Vous savez celui qui ronfle paie l’amende. Au beau milieu, je vous dirai un mot pour voir, et il faudra que chacun me réponde en rime tout de suite.

— Oui, oui, — sabot — cuiller à pot… Connu !

— C’est ça ! à seule fin de prouver que personne n’est dans les bras d’Orphée.

— Qu’est-ce qu’il chante ? demanda Goret à moitié endormi.

— Quoi ? fit Canard.

— Quoi ! quoi ! reprirent les autres en nasillant.

— Ah ! vous le-prenez sur ce ton ! Je ne raconterai rien !

— Mais si ! commence donc !

— Pour lors, il y avait une fois… À propos, voulez-vous du triste ?

— Puisque tu as commencé…

— Ça ne fait rien ! Voulez-vous du triste ?

— Tu ne sais donc pas ce que tu vas-nous dire ?

— Si ; mais si vous voulez du triste.

— Va pour le triste… prenez vos… mouchoirs ! commanda Pinson.

— Je narre. Il y avait-une fois dans le pays des sauvages, un grand chef qui portait des plumes en guise de schako. Il s’appelait…
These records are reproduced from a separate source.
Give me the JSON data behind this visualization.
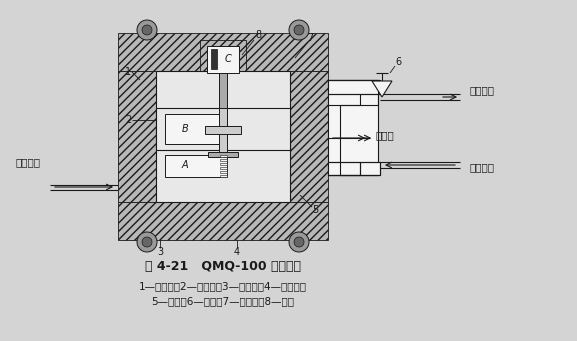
{
  "title": "图 4-21   QMQ-100 型气动阀",
  "caption_line1": "1—上阀体；2—中阀体；3—下阀体；4—排气口；",
  "caption_line2": "5—挡板；6—针阀；7—膜片组；8—弹簧",
  "bg_color": "#d4d4d4",
  "hatch_fc": "#b8b8b8",
  "inner_fc": "#e8e8e8",
  "white_fc": "#f5f5f5",
  "line_color": "#1a1a1a",
  "dark_fc": "#888888"
}
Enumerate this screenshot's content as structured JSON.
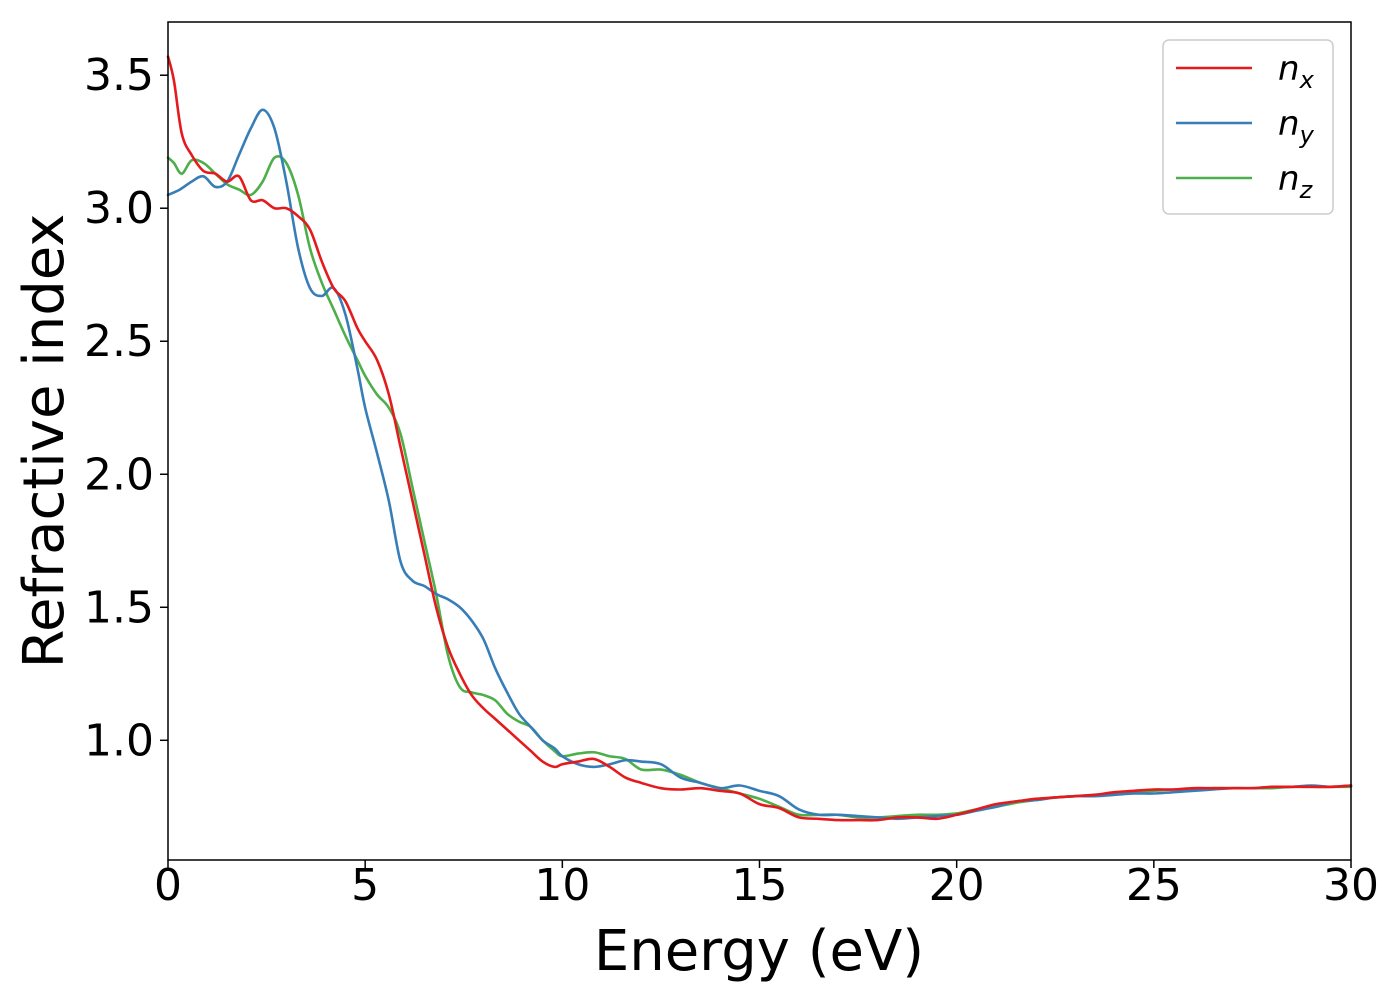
{
  "chart_data": {
    "type": "line",
    "xlabel": "Energy (eV)",
    "ylabel": "Refractive index",
    "xlim": [
      0,
      30
    ],
    "ylim": [
      0.55,
      3.7
    ],
    "xticks": [
      0,
      5,
      10,
      15,
      20,
      25,
      30
    ],
    "xtick_labels": [
      "0",
      "5",
      "10",
      "15",
      "20",
      "25",
      "30"
    ],
    "yticks": [
      1.0,
      1.5,
      2.0,
      2.5,
      3.0,
      3.5
    ],
    "ytick_labels": [
      "1.0",
      "1.5",
      "2.0",
      "2.5",
      "3.0",
      "3.5"
    ],
    "grid": false,
    "legend_position": "top-right",
    "series": [
      {
        "name": "n",
        "subscript": "x",
        "color": "#e41a1c",
        "x": [
          0,
          0.15,
          0.35,
          0.6,
          0.9,
          1.2,
          1.5,
          1.8,
          2.1,
          2.4,
          2.7,
          3.0,
          3.3,
          3.6,
          3.9,
          4.2,
          4.5,
          4.8,
          5.0,
          5.3,
          5.6,
          5.9,
          6.2,
          6.5,
          6.8,
          7.1,
          7.4,
          7.7,
          8.0,
          8.3,
          8.6,
          8.9,
          9.2,
          9.5,
          9.8,
          10.0,
          10.4,
          10.8,
          11.2,
          11.6,
          12.0,
          12.5,
          13.0,
          13.5,
          14.0,
          14.5,
          15.0,
          15.5,
          16.0,
          16.5,
          17.0,
          17.5,
          18.0,
          18.5,
          19.0,
          19.5,
          20.0,
          20.5,
          21.0,
          21.5,
          22.0,
          22.5,
          23.0,
          23.5,
          24.0,
          24.5,
          25.0,
          25.5,
          26.0,
          26.5,
          27.0,
          27.5,
          28.0,
          28.5,
          29.0,
          29.5,
          30.0
        ],
        "y": [
          3.57,
          3.48,
          3.28,
          3.2,
          3.14,
          3.13,
          3.1,
          3.12,
          3.03,
          3.03,
          3.0,
          3.0,
          2.97,
          2.92,
          2.8,
          2.7,
          2.65,
          2.55,
          2.5,
          2.43,
          2.3,
          2.1,
          1.9,
          1.7,
          1.5,
          1.35,
          1.25,
          1.17,
          1.12,
          1.08,
          1.04,
          1.0,
          0.96,
          0.92,
          0.9,
          0.91,
          0.92,
          0.93,
          0.9,
          0.86,
          0.84,
          0.82,
          0.815,
          0.82,
          0.81,
          0.8,
          0.76,
          0.745,
          0.71,
          0.705,
          0.7,
          0.7,
          0.7,
          0.71,
          0.71,
          0.705,
          0.72,
          0.74,
          0.76,
          0.77,
          0.78,
          0.785,
          0.79,
          0.795,
          0.805,
          0.81,
          0.815,
          0.815,
          0.82,
          0.82,
          0.82,
          0.82,
          0.825,
          0.825,
          0.825,
          0.825,
          0.83
        ]
      },
      {
        "name": "n",
        "subscript": "y",
        "color": "#377eb8",
        "x": [
          0,
          0.3,
          0.6,
          0.9,
          1.2,
          1.5,
          1.8,
          2.1,
          2.4,
          2.7,
          3.0,
          3.3,
          3.6,
          3.9,
          4.2,
          4.5,
          4.8,
          5.0,
          5.3,
          5.6,
          5.9,
          6.2,
          6.5,
          6.8,
          7.1,
          7.4,
          7.7,
          8.0,
          8.3,
          8.6,
          8.9,
          9.2,
          9.5,
          9.8,
          10.0,
          10.4,
          10.8,
          11.2,
          11.6,
          12.0,
          12.5,
          13.0,
          13.5,
          14.0,
          14.5,
          15.0,
          15.5,
          16.0,
          16.5,
          17.0,
          17.5,
          18.0,
          18.5,
          19.0,
          19.5,
          20.0,
          20.5,
          21.0,
          21.5,
          22.0,
          22.5,
          23.0,
          23.5,
          24.0,
          24.5,
          25.0,
          25.5,
          26.0,
          26.5,
          27.0,
          27.5,
          28.0,
          28.5,
          29.0,
          29.5,
          30.0
        ],
        "y": [
          3.05,
          3.07,
          3.1,
          3.12,
          3.08,
          3.1,
          3.2,
          3.3,
          3.37,
          3.3,
          3.1,
          2.85,
          2.7,
          2.67,
          2.7,
          2.6,
          2.4,
          2.25,
          2.08,
          1.9,
          1.67,
          1.6,
          1.58,
          1.55,
          1.53,
          1.5,
          1.45,
          1.38,
          1.27,
          1.18,
          1.1,
          1.05,
          1.0,
          0.97,
          0.94,
          0.91,
          0.9,
          0.91,
          0.925,
          0.92,
          0.91,
          0.86,
          0.84,
          0.82,
          0.83,
          0.81,
          0.79,
          0.74,
          0.72,
          0.72,
          0.715,
          0.71,
          0.705,
          0.71,
          0.715,
          0.72,
          0.735,
          0.75,
          0.77,
          0.775,
          0.785,
          0.79,
          0.79,
          0.795,
          0.8,
          0.8,
          0.805,
          0.81,
          0.815,
          0.82,
          0.82,
          0.825,
          0.825,
          0.83,
          0.825,
          0.83
        ]
      },
      {
        "name": "n",
        "subscript": "z",
        "color": "#4daf4a",
        "x": [
          0,
          0.15,
          0.35,
          0.6,
          0.9,
          1.2,
          1.5,
          1.8,
          2.1,
          2.4,
          2.7,
          3.0,
          3.3,
          3.6,
          3.9,
          4.2,
          4.5,
          4.8,
          5.0,
          5.3,
          5.6,
          5.9,
          6.2,
          6.5,
          6.8,
          7.1,
          7.4,
          7.7,
          8.0,
          8.3,
          8.6,
          8.9,
          9.2,
          9.5,
          9.8,
          10.0,
          10.4,
          10.8,
          11.2,
          11.6,
          12.0,
          12.5,
          13.0,
          13.5,
          14.0,
          14.5,
          15.0,
          15.5,
          16.0,
          16.5,
          17.0,
          17.5,
          18.0,
          18.5,
          19.0,
          19.5,
          20.0,
          20.5,
          21.0,
          21.5,
          22.0,
          22.5,
          23.0,
          23.5,
          24.0,
          24.5,
          25.0,
          25.5,
          26.0,
          26.5,
          27.0,
          27.5,
          28.0,
          28.5,
          29.0,
          29.5,
          30.0
        ],
        "y": [
          3.19,
          3.17,
          3.13,
          3.18,
          3.17,
          3.13,
          3.09,
          3.07,
          3.05,
          3.1,
          3.19,
          3.17,
          3.05,
          2.85,
          2.72,
          2.62,
          2.52,
          2.43,
          2.37,
          2.3,
          2.25,
          2.15,
          1.95,
          1.75,
          1.55,
          1.32,
          1.2,
          1.18,
          1.17,
          1.15,
          1.1,
          1.07,
          1.05,
          1.0,
          0.96,
          0.94,
          0.95,
          0.955,
          0.94,
          0.93,
          0.89,
          0.89,
          0.87,
          0.84,
          0.82,
          0.8,
          0.78,
          0.75,
          0.72,
          0.72,
          0.72,
          0.71,
          0.71,
          0.715,
          0.72,
          0.72,
          0.725,
          0.74,
          0.75,
          0.765,
          0.775,
          0.785,
          0.79,
          0.795,
          0.8,
          0.805,
          0.81,
          0.815,
          0.815,
          0.82,
          0.82,
          0.82,
          0.82,
          0.825,
          0.825,
          0.825,
          0.825
        ]
      }
    ]
  }
}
— Je parie que je sais son nom, moi ! cria Renard.

— Je parie que non !

— Laisse-moi donc tranquille ! tu vas voir. Il était noir, n’est-ce pas ? puisqu’il était sauvage ; et tu dis qu’il portait des plumes…

— Pour sûr ! c’est la mode chez ces êtres-là.

— Eh bien ! on devait l’appeler comme toi… Lapie !

— Ah ! tu te sers de mon propre nom pour me traiter de sauvage ! Et tu te figures que je vais supporter ça, moi ?

— Pauvre camarade ! il ne voit pas que c’est pour rire ! Voyons, veux-tu des excuses publiques et privées — les voilà ! À présent, continue.

— « Il avait donc une coiffure de plumes en guise de schako ; on l’appelait kokorithouba.

— Oh ! kokorithouba ! Vrai ! ce n’est pas vrai !

— Tu t’y connais ! Ce n’est peut-être pas un nom de sauvage ? On voit bien que tu ne fréquentes pas les gens huppés…

— Dame ! tout le monde ne possède pas tes nobles aïeux !

— Corbleu ! cria Lebœuf de sa grosse voix, il n’y a donc pas moyen de dormir à la fin des fins ! maudit bavard ! il ne peut pas renier sa famille !

— Qui ?

— Lapie…

Je m’éloignai de peur qu’on ne m’entendit rire.